The signal of ILD associated with novel antineoplastic agents in the treatment of breast cancer. (A) Forest plot of ROR values for different novel antineoplastic agents associated with ILD in the FAERS database. (B) Forest plot of ROR values for different novel antineoplastic agents associated with ILD in the JADER database (C) ROR values of the top 10 most frequently reported PTs under the SMQ level for ILD in the FAERS database. (D) Heatmap showing the signal of disproportionate reporting for the PT level in the FAERS database among different novel antineoplastic agents. Red indicates that the lower limit of the 95% CI of the ROR >1 and at least 3 cases of ILD were reported. Blue indicates that the lower limit of the 95% CI of the ROR <1, or fewer than 3 cases of ILD were reported. Gray indicates no ILD-related reports. Abbreviations: ROR, reporting odds ratio; CI, confidence interval; TKIs, tyrosine kinase inhibitors; mAbs, monoclonal antibodies; ADCs, antibody-drug conjugates; T-DM1, trastuzumab emtansine; T-Dxd, trastuzumab deruxtecan; SG, sacituzumab govitecan; ICIs, immune checkpoint inhibitors; CDK4/6, cyclin-dependent kinase 4/6; PARP, poly ADP-ribose polymerase; and PI3K, phosphatidylinositol 3-kinase; AKT, protein kinase B; mTOR, mammalian target of rapamycin; SMQ, standardized MedDRA query; ILD, interstitial lung disease; FAERS, FDA Adverse Event Reporting System; JADER, Japanese Adverse Drug Event Report; PT, preferred term.

Fig. 3

Cumulative distribution curves showing the time to onset of ILD after treatment with novel antineoplastic agents for all cases and fatal cases in the FAERS (A) and JADER (B) databases.
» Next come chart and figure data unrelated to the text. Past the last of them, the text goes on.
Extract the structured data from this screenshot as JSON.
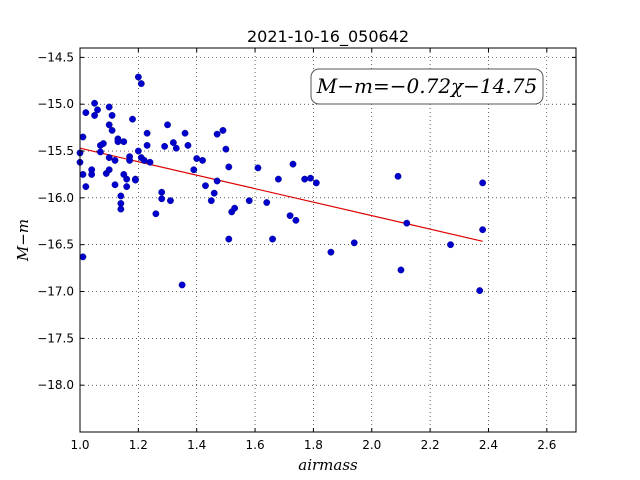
{
  "chart_data": {
    "type": "scatter",
    "title": "2021-10-16_050642",
    "xlabel": "airmass",
    "ylabel": "M−m",
    "xlim": [
      1.0,
      2.7
    ],
    "ylim": [
      -14.4,
      -18.5
    ],
    "y_inverted": true,
    "grid": true,
    "xticks": [
      1.0,
      1.2,
      1.4,
      1.6,
      1.8,
      2.0,
      2.2,
      2.4,
      2.6
    ],
    "xtick_labels": [
      "1.0",
      "1.2",
      "1.4",
      "1.6",
      "1.8",
      "2.0",
      "2.2",
      "2.4",
      "2.6"
    ],
    "yticks": [
      -14.5,
      -15.0,
      -15.5,
      -16.0,
      -16.5,
      -17.0,
      -17.5,
      -18.0
    ],
    "ytick_labels": [
      "−14.5",
      "−15.0",
      "−15.5",
      "−16.0",
      "−16.5",
      "−17.0",
      "−17.5",
      "−18.0"
    ],
    "annotation": "M−m=−0.72χ−14.75",
    "fit": {
      "slope": -0.72,
      "intercept": -14.75,
      "x_range": [
        1.0,
        2.38
      ],
      "color": "#dd0000"
    },
    "point_color": "#0000cc",
    "points": [
      [
        1.0,
        -15.52
      ],
      [
        1.0,
        -15.62
      ],
      [
        1.01,
        -15.35
      ],
      [
        1.01,
        -15.75
      ],
      [
        1.01,
        -16.63
      ],
      [
        1.02,
        -15.09
      ],
      [
        1.02,
        -15.88
      ],
      [
        1.04,
        -15.7
      ],
      [
        1.04,
        -15.75
      ],
      [
        1.05,
        -14.99
      ],
      [
        1.05,
        -15.12
      ],
      [
        1.06,
        -15.06
      ],
      [
        1.07,
        -15.44
      ],
      [
        1.07,
        -15.51
      ],
      [
        1.08,
        -15.42
      ],
      [
        1.09,
        -15.74
      ],
      [
        1.1,
        -15.7
      ],
      [
        1.1,
        -15.57
      ],
      [
        1.1,
        -15.22
      ],
      [
        1.1,
        -15.03
      ],
      [
        1.11,
        -15.12
      ],
      [
        1.11,
        -15.28
      ],
      [
        1.12,
        -15.86
      ],
      [
        1.12,
        -15.6
      ],
      [
        1.13,
        -15.37
      ],
      [
        1.13,
        -15.4
      ],
      [
        1.14,
        -15.98
      ],
      [
        1.14,
        -16.06
      ],
      [
        1.14,
        -16.12
      ],
      [
        1.15,
        -15.4
      ],
      [
        1.15,
        -15.75
      ],
      [
        1.16,
        -15.8
      ],
      [
        1.16,
        -15.88
      ],
      [
        1.17,
        -15.56
      ],
      [
        1.17,
        -15.6
      ],
      [
        1.18,
        -15.16
      ],
      [
        1.19,
        -15.8
      ],
      [
        1.19,
        -15.81
      ],
      [
        1.2,
        -15.5
      ],
      [
        1.2,
        -14.71
      ],
      [
        1.21,
        -14.78
      ],
      [
        1.21,
        -15.57
      ],
      [
        1.22,
        -15.6
      ],
      [
        1.23,
        -15.44
      ],
      [
        1.23,
        -15.31
      ],
      [
        1.24,
        -15.62
      ],
      [
        1.26,
        -16.17
      ],
      [
        1.28,
        -15.94
      ],
      [
        1.28,
        -16.01
      ],
      [
        1.29,
        -15.45
      ],
      [
        1.3,
        -15.22
      ],
      [
        1.31,
        -16.03
      ],
      [
        1.32,
        -15.41
      ],
      [
        1.33,
        -15.47
      ],
      [
        1.35,
        -16.93
      ],
      [
        1.36,
        -15.31
      ],
      [
        1.37,
        -15.44
      ],
      [
        1.39,
        -15.7
      ],
      [
        1.4,
        -15.58
      ],
      [
        1.42,
        -15.6
      ],
      [
        1.43,
        -15.87
      ],
      [
        1.45,
        -16.03
      ],
      [
        1.46,
        -15.95
      ],
      [
        1.47,
        -15.32
      ],
      [
        1.47,
        -15.82
      ],
      [
        1.49,
        -15.28
      ],
      [
        1.5,
        -15.48
      ],
      [
        1.51,
        -16.44
      ],
      [
        1.51,
        -15.67
      ],
      [
        1.52,
        -16.15
      ],
      [
        1.53,
        -16.11
      ],
      [
        1.58,
        -16.03
      ],
      [
        1.61,
        -15.68
      ],
      [
        1.64,
        -16.05
      ],
      [
        1.66,
        -16.44
      ],
      [
        1.68,
        -15.8
      ],
      [
        1.72,
        -16.19
      ],
      [
        1.73,
        -15.64
      ],
      [
        1.74,
        -16.24
      ],
      [
        1.77,
        -15.8
      ],
      [
        1.79,
        -15.79
      ],
      [
        1.81,
        -15.84
      ],
      [
        1.86,
        -16.58
      ],
      [
        1.94,
        -16.48
      ],
      [
        2.09,
        -15.77
      ],
      [
        2.1,
        -16.77
      ],
      [
        2.12,
        -16.27
      ],
      [
        2.27,
        -16.5
      ],
      [
        2.37,
        -16.99
      ],
      [
        2.38,
        -15.84
      ],
      [
        2.38,
        -16.34
      ]
    ]
  }
}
Statistical significance was assessed using the nonparametric Wilcoxon rank sum test. Abbreviations: IQR, interquartile range; ILD, interstitial lung disease; FAERS, FDA Adverse Event Reporting System; JADER, Japanese Adverse Drug Event Report.

Fig. 4

Analysis of ILD-associated fatal cases with novel antineoplastic agents. (A) and (B) showing the fatality proportions and number for different novel antineoplastic agents in the FAERS and JADER databases, respectively. (C) and (D) showing the comparison of fatality risk between ILD and non-ILD (other PT) patients in the FAERS and JADER databases, respectively. Statistical significance was assessed using the chi-square test. Abbreviations: T-DM1, trastuzumab emtansine; T-Dxd, trastuzumab deruxtecan; Chisq, chi-square; ILD, interstitial lung disease; PT, preferred term; FAERS, FDA Adverse Event Reporting System; JADER, Japanese Adverse Drug Event Report.

Fig. 5

Volcano plot comparing ILD signal between novel antineoplastic agents and chemotherapeutic drugs. (A) and (B) show the comparison between novel antineoplastic agents and chemotherapeutic drugs in the FAERS and JADER databases, respectively. The x-axis represents the logarithm of the ROR, and the y-axis represents the negative base-10 logarithm of the adjusted P value, obtained from Fisher's exact test followed by Bonferroni correction. The colour intensity of each point indicates the number of reports, with warmer (redder) colours representing higher numbers of reports. Drugs in the upper right quadrant exhibit both higher ILD signals and significant statistical differences. Abbreviations: T-DM1, trastuzumab emtansine; T-Dxd, trastuzumab deruxtecan; Chisq, chi-square; ROR, reporting odds ratio; ILD, interstitial lung disease; FAERS, FDA Adverse Event Reporting System; JADER, Japanese Adverse Drug Event Report.